I was never supposed to be the rich one in the family. That title belonged to my younger sister, Morgan—the golden child, the homecoming queen, the girl with the 4.2 GPA who got into every Ivy League school she applied to. I was just Justin.
Thirty-four. Quiet. A little awkward in big groups.
More comfortable reading quarterly reports than talking about fashion trends or extravagant weddings. I work in private equity, though you would never know it by looking at me. I still wear the same sixty-dollar watch I have had since college.
I drive a ten-year-old Honda Accord. I live in a house outside Charlotte that I paid off in cash two years ago. No debt.
No drama. No need to show off. That was probably why nobody in my family ever really understood what I did, and I never bothered correcting them.
They thought I worked in some vague finance thing. My mother once told a friend I was a bank teller or something like that. I just smiled and nodded.
It was easier than explaining leveraged buyouts and silent partnerships, especially since Morgan soaked up all the attention anyway. She always had. Even when we were kids, it felt like I was the backup sibling.

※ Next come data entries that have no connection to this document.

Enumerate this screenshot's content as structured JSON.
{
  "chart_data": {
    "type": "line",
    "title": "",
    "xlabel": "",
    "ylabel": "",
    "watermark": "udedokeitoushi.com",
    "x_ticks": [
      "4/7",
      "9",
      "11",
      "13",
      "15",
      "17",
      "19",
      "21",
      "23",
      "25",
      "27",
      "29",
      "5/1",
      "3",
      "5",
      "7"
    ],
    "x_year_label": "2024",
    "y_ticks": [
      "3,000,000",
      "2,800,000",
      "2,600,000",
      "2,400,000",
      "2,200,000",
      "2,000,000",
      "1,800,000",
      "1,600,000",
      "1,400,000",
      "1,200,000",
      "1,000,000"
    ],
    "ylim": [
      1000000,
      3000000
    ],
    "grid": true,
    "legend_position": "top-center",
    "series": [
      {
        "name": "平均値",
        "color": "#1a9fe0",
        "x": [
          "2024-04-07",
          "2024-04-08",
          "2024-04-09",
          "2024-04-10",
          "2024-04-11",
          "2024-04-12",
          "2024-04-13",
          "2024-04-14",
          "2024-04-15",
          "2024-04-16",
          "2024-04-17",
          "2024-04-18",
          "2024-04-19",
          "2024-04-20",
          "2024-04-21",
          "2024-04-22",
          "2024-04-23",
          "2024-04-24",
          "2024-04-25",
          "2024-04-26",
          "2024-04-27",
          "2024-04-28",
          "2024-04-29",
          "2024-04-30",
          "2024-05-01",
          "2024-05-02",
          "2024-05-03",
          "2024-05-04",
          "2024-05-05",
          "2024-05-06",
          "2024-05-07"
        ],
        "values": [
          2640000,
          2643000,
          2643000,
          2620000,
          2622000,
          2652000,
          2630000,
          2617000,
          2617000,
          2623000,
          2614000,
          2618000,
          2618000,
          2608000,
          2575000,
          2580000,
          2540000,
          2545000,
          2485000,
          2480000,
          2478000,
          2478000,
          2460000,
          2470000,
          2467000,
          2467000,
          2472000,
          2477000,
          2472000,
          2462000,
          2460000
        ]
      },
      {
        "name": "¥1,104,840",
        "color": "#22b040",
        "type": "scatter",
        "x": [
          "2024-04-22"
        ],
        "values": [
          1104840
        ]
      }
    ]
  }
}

The spare. She got piano lessons, ballet recitals, private tutors. I got told to keep it down during her practice sessions.
If she wanted something, the whole house bent around making it happen. If I needed help with school, life, or anything else, I got a pat on the back and a soft, distracted, “You’ll figure it out.”
I am not bitter. At least, I was not.
For most of my life, I kept my head down, worked hard, and made peace with the fact that my parents—especially my mother—saw Morgan as the shining hope of the family. They called her our little star, even after we were both well into our twenties. And Morgan played the part beautifully.
Smiling. Charming. Always just helpless enough to need rescuing by someone else’s checkbook.